The county now runs three mass vaccination sites located on bus routes, with assistance from the Federal Emergency Management Agency. It keeps pharmacies stocked with vaccines, and dispatches “drop teams” to administer shots at small neighborhood operations. Doses are plentiful, but willing recipients are scarce. Corriveau said many of the county’s seniors are wary about the vaccines’ safety and have been unwilling to get the shots at large, impersonal sites.
“We’ve tried to make this vaccine as available as humanly possible,” she said. “We’re incentivizing vaccines with giveaways and food boxes and we’re doing Saturday hours and expanding our evening hours.”
Despite those efforts, only 56% of seniors in Wyandotte County were fully vaccinated as of April 25. A few miles south, in Johnson County, more than 83% were immunized.
The neighboring jurisdictions have little in common with each other. Wyandotte, meanwhile, stands out as being more diverse, with residents who suffer from far more chronic illness. Wyandotte’s rate of premature death is double Johnson’s rate, according to NIH data.
Tami Gurley, associate professor of population health at the University of Kansas Medical Center, said Johnson County has longstanding advantages that likely helped its residents get vaccinated so quickly.
“You have people with time, who can get on computers and sign up for multiple lists,” Gurley said. “They all have their own transportation, nobody’s relying on public transportation, it’s all private cars out here.”
The university medical center where Gurley works is located in Wyandotte and cares for its residents, she said. But many of its health workers live in other parts of Kansas City, including Johnson County. “That is where the doctors live, and the professors, and the people who tend to be more pro-vaccine to start with,” she said.

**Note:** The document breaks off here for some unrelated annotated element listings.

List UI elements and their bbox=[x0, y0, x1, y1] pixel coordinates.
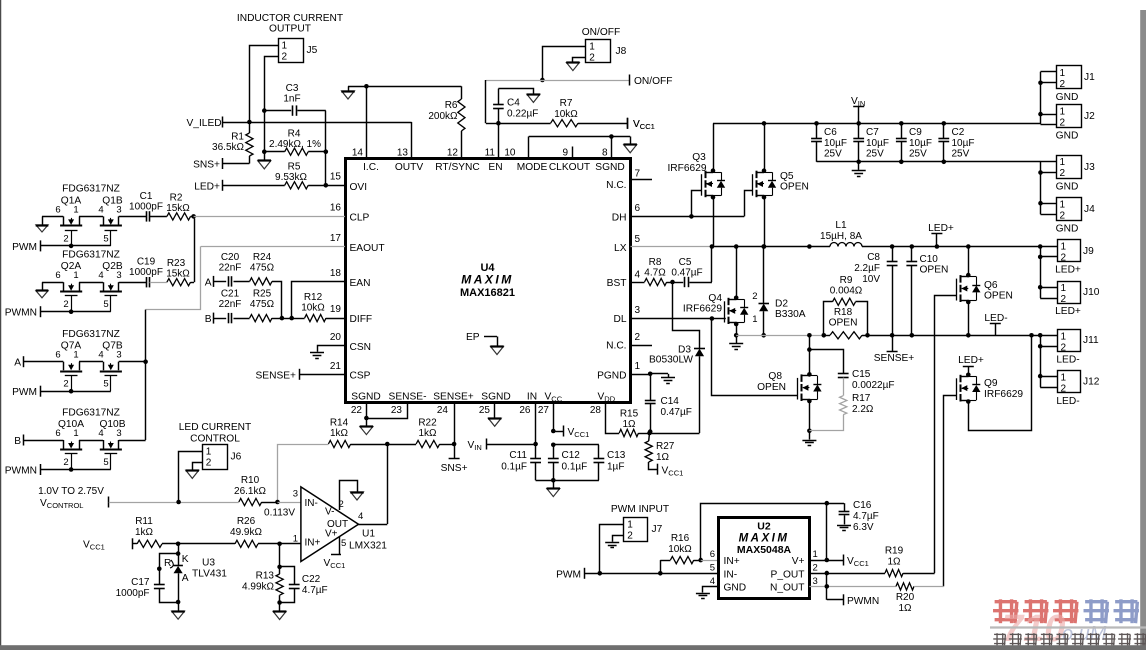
node R24/R25 junction bbox=[280, 316, 294, 321]
wire J1/J2 trunk bbox=[1038, 72, 1043, 124]
wire J5 pin2 down bbox=[265, 57, 279, 111]
svg-text:0.113V: 0.113V bbox=[264, 508, 295, 519]
svg-text:A: A bbox=[205, 278, 212, 289]
svg-text:R23: R23 bbox=[167, 258, 186, 269]
svg-text:R10: R10 bbox=[241, 475, 260, 486]
label INDUCTOR CURRENT OUTPUT bbox=[237, 13, 343, 35]
svg-text:LED-: LED- bbox=[984, 313, 1007, 324]
svg-text:C4: C4 bbox=[507, 98, 520, 109]
net label LED- above rail bbox=[984, 313, 1007, 335]
svg-text:5: 5 bbox=[103, 233, 108, 244]
svg-text:22nF: 22nF bbox=[219, 263, 242, 274]
svg-text:IRF6629: IRF6629 bbox=[683, 304, 722, 315]
net label VCC1 top left of power bbox=[628, 118, 655, 131]
svg-text:J8: J8 bbox=[616, 46, 627, 57]
wire LX rail bbox=[631, 244, 1058, 249]
svg-text:4: 4 bbox=[710, 576, 715, 587]
svg-text:PWMN: PWMN bbox=[5, 466, 37, 477]
svg-text:1000pF: 1000pF bbox=[116, 588, 150, 599]
svg-text:2: 2 bbox=[63, 233, 68, 244]
wire J8 pin1 to ON/OFF net bbox=[540, 47, 586, 83]
net label A input bbox=[205, 276, 214, 289]
svg-text:10µF: 10µF bbox=[952, 138, 975, 149]
wire J7 pin1 to PWM bbox=[598, 525, 624, 576]
resistor R14 1k bbox=[278, 418, 388, 503]
capacitor C22 4.7uF bbox=[277, 567, 327, 605]
svg-text:R13: R13 bbox=[256, 571, 275, 582]
frame left border bbox=[0, 0, 2, 646]
U4 pin numbers left bbox=[330, 172, 342, 373]
net label PWM bbox=[12, 386, 40, 399]
svg-text:1: 1 bbox=[1061, 242, 1067, 253]
wire Q1A gate row PWM bbox=[40, 244, 111, 249]
svg-text:17: 17 bbox=[330, 233, 342, 244]
op-amp U1 LMX321 triangle bbox=[293, 487, 388, 562]
transistor Q9 IRF6629 bbox=[957, 375, 1024, 402]
svg-text:V-: V- bbox=[325, 507, 334, 518]
capacitor C16 4.7uF 6.3V bbox=[827, 500, 879, 533]
svg-text:IRF6629: IRF6629 bbox=[984, 389, 1023, 400]
node R11/U3 junction bbox=[176, 542, 181, 547]
svg-text:C17: C17 bbox=[131, 577, 150, 588]
ground below Q4 source bbox=[729, 335, 743, 349]
svg-text:4: 4 bbox=[98, 270, 103, 281]
svg-text:IN-: IN- bbox=[305, 498, 318, 509]
svg-text:LED-: LED- bbox=[1056, 396, 1079, 407]
wire CLP to pin16 bbox=[194, 216, 345, 218]
wire VCONTROL row bbox=[109, 500, 239, 505]
svg-text:2: 2 bbox=[206, 457, 212, 468]
svg-text:5: 5 bbox=[341, 538, 346, 549]
svg-text:1: 1 bbox=[589, 42, 595, 53]
U4 pin numbers top bbox=[352, 148, 608, 159]
svg-text:1kΩ: 1kΩ bbox=[330, 428, 349, 439]
svg-text:SENSE+: SENSE+ bbox=[433, 392, 474, 403]
svg-text:1: 1 bbox=[752, 314, 757, 325]
svg-text:R2: R2 bbox=[170, 193, 183, 204]
wire ON/OFF horizontal bbox=[486, 80, 630, 123]
net label SNS+ below pin24 bbox=[441, 444, 468, 474]
svg-text:OPEN: OPEN bbox=[984, 291, 1013, 302]
resistor R18 OPEN in series bbox=[822, 307, 870, 339]
wire EAN pin18 bbox=[292, 282, 346, 319]
svg-text:EP: EP bbox=[466, 332, 480, 343]
svg-text:25V: 25V bbox=[824, 149, 842, 160]
svg-text:U1: U1 bbox=[362, 529, 375, 540]
net label PWMN below U2 bbox=[827, 573, 880, 607]
svg-text:C2: C2 bbox=[952, 127, 965, 138]
svg-text:C8: C8 bbox=[867, 252, 880, 263]
net label VIN bbox=[468, 439, 487, 453]
svg-text:6: 6 bbox=[55, 204, 60, 215]
net label LED+ above rail bbox=[928, 223, 954, 249]
U4 pin 7 NC stub bbox=[631, 179, 653, 181]
svg-text:49.9kΩ: 49.9kΩ bbox=[230, 527, 262, 538]
svg-text:1: 1 bbox=[1061, 283, 1067, 294]
svg-text:J11: J11 bbox=[1083, 335, 1099, 346]
node R4/R5 right junction bbox=[324, 152, 329, 188]
svg-text:OPEN: OPEN bbox=[757, 382, 786, 393]
label PWM INPUT bbox=[611, 504, 669, 515]
svg-text:27: 27 bbox=[538, 405, 550, 416]
svg-text:2: 2 bbox=[1061, 294, 1067, 305]
capacitor C11 0.1uF bbox=[501, 444, 541, 480]
svg-text:14: 14 bbox=[352, 148, 364, 159]
wire Q9 gate riser from R20 bbox=[944, 396, 958, 587]
resistor R23 15k bbox=[166, 258, 194, 286]
wire BST to D3 cathode bbox=[673, 282, 700, 348]
wire IN+ node down to R13/C22 bbox=[277, 544, 282, 569]
svg-text:1: 1 bbox=[73, 350, 78, 361]
wire V+ pin1 to VCC1 bbox=[809, 503, 869, 568]
svg-text:4: 4 bbox=[98, 428, 103, 439]
U4 EP pin bbox=[466, 332, 504, 355]
svg-text:15kΩ: 15kΩ bbox=[166, 203, 190, 214]
svg-text:10µF: 10µF bbox=[909, 138, 932, 149]
svg-text:1: 1 bbox=[635, 361, 641, 372]
wire VCC pin27 down bbox=[551, 403, 556, 447]
wire Q5 source to LX bbox=[762, 195, 767, 247]
svg-text:IN-: IN- bbox=[724, 570, 738, 581]
svg-text:25: 25 bbox=[479, 405, 491, 416]
wire pin14 I.C. net bbox=[348, 84, 461, 158]
svg-text:C11: C11 bbox=[509, 450, 527, 461]
resistor R11 1k bbox=[132, 516, 178, 547]
svg-text:1µF: 1µF bbox=[607, 462, 624, 473]
wire Q6 drain bbox=[966, 244, 971, 277]
svg-text:6: 6 bbox=[710, 549, 715, 560]
resistor R20 1ohm bbox=[896, 583, 944, 614]
svg-text:25V: 25V bbox=[866, 149, 884, 160]
transistor Q8 OPEN bbox=[757, 371, 821, 401]
resistor R6 200k bbox=[428, 86, 465, 158]
svg-text:5: 5 bbox=[103, 457, 108, 468]
svg-text:25V: 25V bbox=[909, 149, 927, 160]
svg-text:SGND: SGND bbox=[481, 392, 510, 403]
U4 pin 9 CLKOUT stub bbox=[572, 147, 574, 159]
svg-text:GND: GND bbox=[724, 583, 747, 594]
svg-text:1Ω: 1Ω bbox=[898, 603, 912, 614]
wire Q9 source return to LED- rail bbox=[966, 333, 1034, 431]
U4 pin 2 NC stub bbox=[631, 345, 653, 347]
U4 top pin labels bbox=[363, 162, 625, 173]
svg-text:2: 2 bbox=[635, 332, 641, 343]
svg-text:R22: R22 bbox=[418, 418, 437, 429]
svg-text:R20: R20 bbox=[896, 592, 915, 603]
wire Q8 drain bbox=[807, 335, 812, 376]
svg-text:5: 5 bbox=[103, 379, 108, 390]
svg-text:R9: R9 bbox=[840, 275, 853, 286]
svg-text:18: 18 bbox=[330, 268, 342, 279]
svg-text:CONTROL: CONTROL bbox=[190, 434, 240, 445]
svg-text:5: 5 bbox=[103, 299, 108, 310]
svg-text:o.uM: o.uM bbox=[1062, 623, 1107, 645]
net label LED+ bbox=[194, 180, 222, 193]
svg-text:6.3V: 6.3V bbox=[853, 522, 874, 533]
wire Q2A gate row PWMN bbox=[40, 309, 111, 314]
wire Q5 gate bbox=[745, 191, 753, 217]
transistor Q10A/Q10B FDG6317NZ bbox=[55, 407, 125, 469]
svg-text:LED CURRENT: LED CURRENT bbox=[179, 422, 251, 433]
svg-text:Q9: Q9 bbox=[984, 378, 998, 389]
wire SGND pin22 to ground and SENSE- pin23 bbox=[364, 403, 407, 421]
node R16/IN+ junction bbox=[698, 558, 718, 563]
svg-text:10: 10 bbox=[504, 148, 516, 159]
svg-text:GND: GND bbox=[1056, 92, 1079, 103]
svg-text:2: 2 bbox=[63, 299, 68, 310]
wire Q10A interconnect bbox=[79, 440, 103, 442]
svg-text:2: 2 bbox=[63, 379, 68, 390]
svg-text:R12: R12 bbox=[304, 292, 323, 303]
svg-text:R15: R15 bbox=[620, 409, 639, 420]
transistor Q2A/Q2B FDG6317NZ bbox=[55, 250, 123, 312]
svg-text:C20: C20 bbox=[221, 252, 240, 263]
wire Q1A interconnect bbox=[79, 216, 103, 218]
svg-text:2: 2 bbox=[813, 563, 818, 574]
svg-text:TLV431: TLV431 bbox=[192, 569, 227, 580]
svg-text:16: 16 bbox=[330, 203, 342, 214]
wire DL to Q8 gate bbox=[712, 319, 798, 396]
svg-text:OPEN: OPEN bbox=[829, 318, 858, 329]
svg-text:200kΩ: 200kΩ bbox=[428, 111, 458, 122]
svg-text:15kΩ: 15kΩ bbox=[166, 269, 190, 280]
svg-text:1: 1 bbox=[1060, 106, 1066, 117]
transistor Q5 OPEN bbox=[753, 171, 809, 198]
U2 pin labels bbox=[724, 556, 805, 594]
svg-text:11: 11 bbox=[485, 148, 496, 159]
node BST junction bbox=[670, 280, 675, 285]
svg-text:R1: R1 bbox=[231, 132, 244, 143]
wire U1 V- pin2 to ground bbox=[340, 481, 364, 511]
svg-text:4.99kΩ: 4.99kΩ bbox=[242, 582, 274, 593]
svg-text:3: 3 bbox=[813, 576, 818, 587]
wire J3/J4 trunk bbox=[1038, 162, 1043, 215]
svg-text:MAX16821: MAX16821 bbox=[460, 287, 515, 299]
svg-text:0.22µF: 0.22µF bbox=[507, 109, 538, 120]
ground below R13 bbox=[273, 603, 286, 620]
svg-text:ON/OFF: ON/OFF bbox=[582, 27, 620, 38]
connector J6 bbox=[203, 445, 242, 470]
capacitor C4 0.22uF bbox=[493, 89, 538, 124]
svg-text:LED+: LED+ bbox=[1055, 265, 1081, 276]
wire V_ILED to OUTV pin13 bbox=[223, 122, 412, 158]
label GND under J4 bbox=[1056, 224, 1079, 235]
U4 bottom pin labels bbox=[351, 392, 615, 404]
svg-text:4: 4 bbox=[98, 204, 103, 215]
wire P_OUT pin2 to R19 bbox=[809, 571, 885, 576]
svg-text:13: 13 bbox=[397, 148, 409, 159]
svg-text:V+: V+ bbox=[792, 556, 805, 567]
svg-text:5: 5 bbox=[635, 234, 641, 245]
svg-text:J1: J1 bbox=[1084, 72, 1095, 83]
svg-text:J12: J12 bbox=[1083, 377, 1100, 388]
svg-text:R25: R25 bbox=[253, 289, 272, 300]
node C3 left junction bbox=[262, 108, 267, 113]
svg-text:MODE: MODE bbox=[517, 162, 548, 173]
node VCC1 node R15/R27/C14/D3 bbox=[647, 431, 652, 436]
connector J2 bbox=[1041, 105, 1096, 129]
svg-text:CSP: CSP bbox=[350, 371, 371, 382]
wire J11/J12 trunk bbox=[1038, 333, 1043, 387]
wire VIN to IN pin26 bbox=[487, 403, 538, 447]
svg-text:2.2µF: 2.2µF bbox=[854, 263, 880, 274]
svg-text:LED-: LED- bbox=[1056, 355, 1079, 366]
transistor Q6 OPEN bbox=[957, 275, 1013, 302]
svg-text:R5: R5 bbox=[288, 162, 301, 173]
frame bottom gray band bbox=[0, 645, 1146, 650]
svg-text:PWM INPUT: PWM INPUT bbox=[611, 504, 669, 515]
svg-text:R24: R24 bbox=[253, 252, 272, 263]
svg-text:10µF: 10µF bbox=[824, 138, 847, 149]
net label VCC1 at R11 bbox=[83, 538, 133, 551]
svg-text:R6: R6 bbox=[445, 100, 458, 111]
svg-text:J6: J6 bbox=[231, 452, 242, 463]
connector J1 bbox=[1041, 66, 1096, 90]
svg-text:R17: R17 bbox=[852, 393, 871, 404]
transistor Q3 IRF6629 bbox=[667, 152, 725, 197]
node Q8 drain tap on rail bbox=[807, 333, 812, 338]
wire Q10 drain to EAOUT net bbox=[119, 440, 146, 442]
svg-text:CLKOUT: CLKOUT bbox=[549, 162, 590, 173]
svg-text:10µF: 10µF bbox=[866, 138, 889, 149]
svg-text:25V: 25V bbox=[952, 149, 970, 160]
capacitor C7 10uF 25V bbox=[853, 121, 889, 162]
svg-text:1: 1 bbox=[1060, 68, 1066, 79]
svg-text:3: 3 bbox=[116, 350, 121, 361]
svg-text:LMX321: LMX321 bbox=[349, 541, 387, 552]
svg-text:A: A bbox=[14, 358, 21, 369]
svg-text:C7: C7 bbox=[866, 127, 879, 138]
svg-text:U2: U2 bbox=[757, 521, 771, 533]
wire DL pin3 bbox=[631, 316, 726, 321]
transistor Q4 IRF6629 bbox=[683, 293, 748, 324]
svg-text:SENSE+: SENSE+ bbox=[256, 371, 297, 382]
resistor R9 0.004ohm parallel bbox=[824, 275, 868, 335]
svg-text:J9: J9 bbox=[1083, 246, 1094, 257]
svg-text:INDUCTOR CURRENT: INDUCTOR CURRENT bbox=[237, 13, 343, 24]
wire U2 GND pin4 to ground bbox=[696, 587, 719, 599]
svg-text:C12: C12 bbox=[562, 450, 581, 461]
svg-text:OUTPUT: OUTPUT bbox=[269, 24, 311, 35]
wire J9/J10 trunk bbox=[1038, 244, 1043, 298]
svg-text:FDG6317NZ: FDG6317NZ bbox=[62, 250, 120, 261]
svg-text:4: 4 bbox=[358, 511, 363, 522]
svg-text:PWM: PWM bbox=[12, 387, 37, 398]
label LED+ under J9 bbox=[1055, 265, 1081, 276]
label GND under J3 bbox=[1056, 182, 1079, 193]
label LED+ under J10 bbox=[1055, 306, 1081, 317]
connector J10 bbox=[1040, 282, 1100, 306]
capacitor C14 0.47uF bbox=[645, 374, 692, 434]
svg-text:SENSE-: SENSE- bbox=[389, 392, 427, 403]
IC U2 MAX5048A body bbox=[719, 518, 810, 599]
svg-text:C19: C19 bbox=[137, 257, 156, 268]
node R14/R22 junction to U1 out bbox=[385, 442, 390, 524]
svg-text:ON/OFF: ON/OFF bbox=[634, 76, 672, 87]
svg-text:J10: J10 bbox=[1083, 287, 1100, 298]
svg-text:9: 9 bbox=[562, 148, 568, 159]
connector J11 bbox=[1040, 330, 1099, 354]
svg-text:15µH, 8A: 15µH, 8A bbox=[820, 231, 862, 242]
svg-text:N.C.: N.C. bbox=[606, 341, 626, 352]
wire VIN top rail bbox=[713, 123, 1041, 125]
net label SENSE+ at CSP pin21 bbox=[256, 369, 346, 382]
ground at pin14 net bbox=[341, 86, 354, 99]
wire Q4 source down bbox=[734, 322, 739, 338]
wire Q8 source bbox=[807, 399, 812, 433]
svg-text:IN+: IN+ bbox=[305, 538, 321, 549]
resistor R15 1ohm bbox=[619, 409, 649, 437]
resistor R24 475 bbox=[250, 252, 282, 318]
svg-text:2: 2 bbox=[752, 291, 757, 302]
net label PWM bbox=[556, 568, 584, 581]
svg-text:8: 8 bbox=[602, 148, 608, 159]
svg-text:0.47µF: 0.47µF bbox=[661, 407, 692, 418]
svg-text:U3: U3 bbox=[202, 558, 215, 569]
svg-text:1: 1 bbox=[73, 270, 78, 281]
capacitor C10 OPEN bbox=[906, 244, 948, 337]
capacitor C13 1uF bbox=[553, 445, 625, 481]
svg-text:19: 19 bbox=[330, 304, 342, 315]
svg-text:OVI: OVI bbox=[350, 182, 368, 193]
svg-text:R4: R4 bbox=[288, 129, 301, 140]
net label LED+ above Q9 bbox=[958, 355, 984, 375]
net label VCC1 below R27 bbox=[658, 464, 684, 478]
net label B at Q10 bbox=[14, 435, 63, 448]
svg-text:1: 1 bbox=[627, 520, 633, 531]
svg-text:C9: C9 bbox=[909, 127, 922, 138]
connector J7 bbox=[624, 518, 663, 542]
svg-text:Q8: Q8 bbox=[768, 371, 782, 382]
svg-text:LED+: LED+ bbox=[928, 223, 954, 234]
svg-text:1000pF: 1000pF bbox=[129, 267, 163, 278]
svg-text:3: 3 bbox=[116, 428, 121, 439]
wire pin11 EN stub bbox=[498, 123, 500, 158]
capacitor C1 1000pF bbox=[119, 191, 167, 222]
svg-text:1Ω: 1Ω bbox=[622, 419, 636, 430]
wire U3 R pin bracket to C17 bbox=[157, 554, 178, 586]
svg-text:C16: C16 bbox=[853, 500, 872, 511]
svg-text:4: 4 bbox=[635, 270, 641, 281]
capacitor C12 0.1uF bbox=[548, 445, 587, 481]
wire U1 V+ pin5 to VCC1 bbox=[324, 537, 346, 570]
U4 pin numbers right bbox=[635, 169, 641, 373]
node IN+ junction bbox=[277, 542, 301, 547]
resistor R1 36.5k bbox=[212, 132, 253, 157]
capacitor C9 10uF 25V bbox=[896, 121, 932, 162]
shunt reference U3 TLV431 bbox=[164, 544, 227, 605]
resistor R10 26.1k bbox=[234, 475, 277, 506]
svg-text:OPEN: OPEN bbox=[780, 182, 809, 193]
capacitor C6 10uF 25V bbox=[811, 121, 847, 162]
svg-text:1000pF: 1000pF bbox=[129, 202, 163, 213]
svg-text:20: 20 bbox=[330, 332, 342, 343]
wire IN+ node to V+ rail bbox=[701, 501, 830, 560]
label LED CURRENT CONTROL bbox=[179, 422, 251, 445]
svg-text:1: 1 bbox=[282, 41, 288, 52]
svg-text:2: 2 bbox=[282, 52, 288, 63]
svg-text:IN+: IN+ bbox=[724, 556, 740, 567]
wire OVI pin15 bbox=[326, 185, 345, 187]
svg-text:2: 2 bbox=[63, 457, 68, 468]
svg-text:PGND: PGND bbox=[597, 371, 626, 382]
svg-text:15: 15 bbox=[330, 172, 342, 183]
svg-text:I.C.: I.C. bbox=[363, 162, 379, 173]
svg-text:1Ω: 1Ω bbox=[656, 452, 670, 463]
resistor R5 9.53k bbox=[223, 162, 326, 189]
inductor L1 15uH 8A bbox=[820, 220, 862, 247]
wire N_OUT pin3 to R20 bbox=[809, 584, 896, 589]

Wyandotte’s health officials are trying to reassure residents that the shots are safe and that communities of color can trust the county health department. “Frankly, there have been major, major issues of trust,” Corriveau said of residents’ view of local agencies, “which are warranted.”
She and her colleagues are increasingly asking trusted community leaders to stand in for epidemiologists. Throughout the pandemic, Rev. Tony Carter, Jr., senior pastor of Salem Missionary Baptist Church, has encouraged his congregation to test for the virus, follow health protocols and, in recent months, get vaccinated.
Carter’s church volunteered to host a Saturday neighborhood vaccine event on April 17, and nearly 50 people signed up for appointments to get the Johnson & Johnson shot. But several days before the event, federal authorities paused use of that vaccine as they investigated six cases of serious blood clots among the 6.8 million people who had received it. (The U.S. resumed use of the Johnson & Johnson vaccine without limitations on April 23.)
The county switched to another vaccine, but half of the recipients canceled their appointments. Carter reassured his congregants that the vaccine would offer a way of eventually reuniting with family. About two dozen people kept their appointments and received their first vaccine dose. “Most of those people stayed because of their connection to the church,” he said.